Otro colapso empieza a rondar la guerra sin tregua de países y estados contra el COVID-19.
No es el colapso que ronda los sistemas sanitarios, los comportamientos sociales y las estructuras económicas. Es el colapso que ronda la verdad en algunos sistemas democráticos que confunden la unidad nacional, la solidaridad y hasta el patriotismo con el hecho de pasar por alto la mentira o el mal disimulado ocultamiento de la realidad.
Así China descubra la vacuna o el mejor tratamiento contra el COVID-19, no podrá rehuir jamás su responsabilidad histórica de haberlo ocultado en el momento justo en el que el mundo debía y tenía que conocerlo.
Ignoramos si China es aún consciente de la magnitud de haber puesto al filo del abismo la salud, la vida y la sostenibilidad sanitaria, económica y social de la humanidad entera.
Mientras los gobiernos autocráticos como China pueden hacer lo que quieran con su ‘verdad’ interna, siempre que no dañen ni comprometan al resto del mundo, los gobiernos democráticos se deben, por el contrario, a la verdad, a la transparencia y a una permanente rendición de cuentas.
De ahí que los gobiernos democráticos estén obligados a probar permanentemente la certeza de sus actos y su tolerancia frente a quienes no piensan como ellos, y a confrontar la verdad oficial con la verdad que busca y defiende la prensa independiente y plural.

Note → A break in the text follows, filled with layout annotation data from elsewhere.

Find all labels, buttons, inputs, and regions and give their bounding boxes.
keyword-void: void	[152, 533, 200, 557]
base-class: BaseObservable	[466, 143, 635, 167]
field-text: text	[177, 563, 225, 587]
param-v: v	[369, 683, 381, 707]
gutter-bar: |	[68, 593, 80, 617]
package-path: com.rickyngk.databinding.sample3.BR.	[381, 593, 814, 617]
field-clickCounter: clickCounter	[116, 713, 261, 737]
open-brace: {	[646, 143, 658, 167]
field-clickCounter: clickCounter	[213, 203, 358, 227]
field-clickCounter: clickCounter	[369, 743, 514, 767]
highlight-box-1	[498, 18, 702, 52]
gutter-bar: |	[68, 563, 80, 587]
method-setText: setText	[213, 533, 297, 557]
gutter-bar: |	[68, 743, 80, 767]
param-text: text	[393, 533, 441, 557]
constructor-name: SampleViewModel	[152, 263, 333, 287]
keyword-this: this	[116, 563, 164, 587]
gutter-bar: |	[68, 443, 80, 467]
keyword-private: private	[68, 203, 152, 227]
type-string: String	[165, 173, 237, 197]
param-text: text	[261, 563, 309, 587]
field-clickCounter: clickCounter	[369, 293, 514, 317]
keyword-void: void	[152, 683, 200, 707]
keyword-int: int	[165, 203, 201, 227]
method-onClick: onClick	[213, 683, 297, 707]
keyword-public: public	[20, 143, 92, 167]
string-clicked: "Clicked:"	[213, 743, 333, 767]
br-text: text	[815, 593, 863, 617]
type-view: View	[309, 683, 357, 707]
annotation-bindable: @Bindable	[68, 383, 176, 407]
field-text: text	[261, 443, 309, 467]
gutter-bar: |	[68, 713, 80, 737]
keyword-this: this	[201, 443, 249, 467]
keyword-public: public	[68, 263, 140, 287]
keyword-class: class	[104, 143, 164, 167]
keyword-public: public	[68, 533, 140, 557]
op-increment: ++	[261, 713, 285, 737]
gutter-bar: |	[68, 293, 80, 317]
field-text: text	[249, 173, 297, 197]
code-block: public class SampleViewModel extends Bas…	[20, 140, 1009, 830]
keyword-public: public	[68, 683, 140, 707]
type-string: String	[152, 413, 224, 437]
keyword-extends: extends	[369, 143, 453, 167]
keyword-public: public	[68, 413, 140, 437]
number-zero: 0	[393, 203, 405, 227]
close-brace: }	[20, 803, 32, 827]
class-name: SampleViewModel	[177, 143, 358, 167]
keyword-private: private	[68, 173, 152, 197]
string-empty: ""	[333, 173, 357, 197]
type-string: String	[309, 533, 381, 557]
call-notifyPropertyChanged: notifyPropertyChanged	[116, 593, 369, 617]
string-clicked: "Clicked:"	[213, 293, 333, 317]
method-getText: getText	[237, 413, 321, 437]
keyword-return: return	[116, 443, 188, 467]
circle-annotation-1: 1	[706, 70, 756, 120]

Si la prensa en el Perú registra, como lo viene registrando, que no hay una estrategia siquiera de corto alcance contra el COVID-19, que muchos importantes hospitales bordean el colapso y que a sus puertas se apilan cadáveres sin recibir oportuno traslado hacia lugares de cremación y entierro, y el Gobierno nos dice que eso era lo que se esperaba, entonces no estamos teniendo la explicación oficial adecuada y las previsiones optimistas que se hicieron fueron pura fanfarronada.
La última conferencia del presidente Martín Vizcarra, en medio de las abrumadoras cifras de infectados, hospitalizados y muertos por la pandemia, abundó tanto en generalidades, como que debemos estar en casa, cumplir con el toque de queda y conservar nuestra distancia en las calles, que muchos seguramente nos quedamos boquiabiertos porque sencillamente esperábamos, en sus palabras, el trazo firme de un horizonte de confianza mayor en la gerencia del Estado.
Así, el Gobierno recién descubre, en el día 51 de la cuarentena, que las aglomeraciones en los mercados constituyen un potencial foco de contagio, que la cobranza masiva de cada bono estatal en los bancos podría tener una mejor logística, que el alto mando de la Policía Nacional podría manejar más inteligentemente el orden público para evitar nuevas muertes de oficiales y efectivos, y que la reapertura de algunas actividades económicas no sirve de nada si no está acompañada de la aprobación de los protocolos sanitarios que exige el período de pandemia.
No tengo el propósito de quitarle mérito alguno al Gobierno en el supuesto de que tuviera una estrategia modelo contra el COVID-19 en esta etapa que aparece como la más crítica. Si fuera así, nada le haría más daño a esa estrategia modelo que operar sobre una realidad no auténtica ni debidamente estudiada, y con información levantada sobre fuentes falsas. Y lo que es peor: que esa estrategia saliera a luz conteniendo graves distorsiones de la realidad y echando por tierra el requisito de transparencia que demanda la conducción sanitaria nacional.
El malestar mostrado por el mandatario respecto de algunas preguntas incómodas de la prensa revela que su grado de tolerancia podría estar pasando, peligrosamente, por un mal momento. Rodeado como está de algunas personalidades no precisamente democráticas, podría terminar cediendo a la fácil tentación de montar escenarios sobre el manejo del COVID-19 que pueden deshacerse como castillos de naipes.
Si hay una reserva contra el colapso de la verdad en el país, esa reserva no puede dejar de ser, en toda circunstancia, la prensa independiente.